日本地球惑星科学連合2018年大会

講演情報

[JJ] 口頭発表

セッション記号 S (固体地球科学) » S-SS 地震学

[S-SS14] 強震動・地震災害

2018年5月21日(月) 13:45 〜 15:15 A10 (東京ベイ幕張ホール)

コンビーナ:栗山 雅之(一般財団法人 電力中央研究所 地球工学研究所 地震工学領域)、座長:加瀬 裕子前田 宜浩

13:45 〜 14:00

[SSS14-12] 2016年4月14日と16日熊本地震の動力学シミュレーションに関する研究

*司 宏俊1石川 和也2荒井 達朗2張 振国3余 厚雲4陳 暁非3,4 (1.株式会社サイスモ・リサーチ、2.東北電力株式会社、3.南方科技大学、4.中国科学技術大学)

キーワード:2016年熊本地震、動力学シミュレーション、地震動

2016年4月14日に発生したMw6.2熊本地震に続いて、4月16日未明にMw7.0の地震が発生した。両地震では最大震度7が観測された。4月14日の地震は日奈久断層の北部の活動によるもので、4月16日の地震は主に布田川断層によって起きたものとされている。また、4月16日の地震では、地表断層が確認されている。この二つの地震の特徴としては、いずれの地震も震源は日奈久断層帯の北部に位置するが、4月14日の地震は日奈久断層の北部のみで発生し、4月16日の地震は、日奈久断層から破壊が始まり、布田川断層まで断層破壊が広がり大地震に成長していた。本研究では、動力学シミュレーションにより、この2地震の断層破壊を再現するとともに、4月16日地震による地震動も計算することを試みた。

4月16日地震の地表断層から、当該地震の断層形状が非常に複雑であるため、本研究では、このような複雑な形状もモデル化でき、かつ地震波動場もシミュレートできるCG-FDM手法(Zhang et al., 2014)を用いた。計算に用いた断層モデルは地表断層に沿う形でモデル化し、傾斜角はKobayahi et al. (2017)などを参考に70°とした。一方、4月14日の地震については、震源位置などから、断層面は日奈久断層と並行するようにして、傾斜角は85°とした。応力場やDcなどのパラメータは深さによって変化させて設定した。

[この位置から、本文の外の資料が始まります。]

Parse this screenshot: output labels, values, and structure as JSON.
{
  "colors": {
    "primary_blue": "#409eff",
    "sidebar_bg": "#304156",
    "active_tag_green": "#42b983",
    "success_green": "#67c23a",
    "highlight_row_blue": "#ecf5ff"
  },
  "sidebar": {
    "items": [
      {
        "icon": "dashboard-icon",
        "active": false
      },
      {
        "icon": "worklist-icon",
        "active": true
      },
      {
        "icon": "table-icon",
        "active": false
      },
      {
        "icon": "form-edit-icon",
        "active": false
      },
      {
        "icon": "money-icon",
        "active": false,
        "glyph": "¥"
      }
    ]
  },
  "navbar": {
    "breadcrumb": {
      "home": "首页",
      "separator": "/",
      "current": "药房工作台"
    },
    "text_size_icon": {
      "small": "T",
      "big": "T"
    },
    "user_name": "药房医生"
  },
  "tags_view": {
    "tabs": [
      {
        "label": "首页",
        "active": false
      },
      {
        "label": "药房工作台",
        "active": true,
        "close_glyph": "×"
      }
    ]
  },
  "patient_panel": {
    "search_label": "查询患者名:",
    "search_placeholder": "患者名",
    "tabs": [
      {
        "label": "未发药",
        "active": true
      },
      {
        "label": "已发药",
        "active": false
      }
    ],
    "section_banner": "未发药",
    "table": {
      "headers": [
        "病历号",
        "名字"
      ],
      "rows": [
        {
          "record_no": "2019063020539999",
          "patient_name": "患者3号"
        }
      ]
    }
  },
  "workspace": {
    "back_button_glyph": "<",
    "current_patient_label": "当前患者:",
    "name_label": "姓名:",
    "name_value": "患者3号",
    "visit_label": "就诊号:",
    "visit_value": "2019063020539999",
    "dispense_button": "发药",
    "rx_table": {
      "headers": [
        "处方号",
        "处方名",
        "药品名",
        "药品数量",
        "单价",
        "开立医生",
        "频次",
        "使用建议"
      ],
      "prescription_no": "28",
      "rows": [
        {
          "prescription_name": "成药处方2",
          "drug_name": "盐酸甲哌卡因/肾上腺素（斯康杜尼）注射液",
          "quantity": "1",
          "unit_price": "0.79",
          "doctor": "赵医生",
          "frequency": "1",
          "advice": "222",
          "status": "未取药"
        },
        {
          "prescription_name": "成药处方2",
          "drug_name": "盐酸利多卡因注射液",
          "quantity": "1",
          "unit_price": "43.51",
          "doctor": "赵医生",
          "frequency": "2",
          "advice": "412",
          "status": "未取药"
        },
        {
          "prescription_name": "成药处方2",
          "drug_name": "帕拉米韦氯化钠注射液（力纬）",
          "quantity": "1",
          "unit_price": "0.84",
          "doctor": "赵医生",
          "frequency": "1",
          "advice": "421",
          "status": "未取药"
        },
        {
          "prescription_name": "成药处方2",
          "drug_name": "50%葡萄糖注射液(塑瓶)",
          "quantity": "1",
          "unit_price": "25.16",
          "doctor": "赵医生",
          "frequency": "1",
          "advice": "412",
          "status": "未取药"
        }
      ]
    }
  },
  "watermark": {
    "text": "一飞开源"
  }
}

設定した応力場とその他の計算条件のもとで行った動力学シミュレーションの結果、4月14日の地震については、断層破壊は日奈久断層の北部にとどまった。一方、4月16日の地震は、断層破壊は日奈久断層の北部から始まり、布田川断層に乗り移り、設定した断層の全域まで及んだ。いずれの地震についても、断層すべり量はインバージョンの結果と特徴的に整合することを確認した。また、計算波形は多くの観測点で特徴的に観測記録とおおむね整合することも確認された。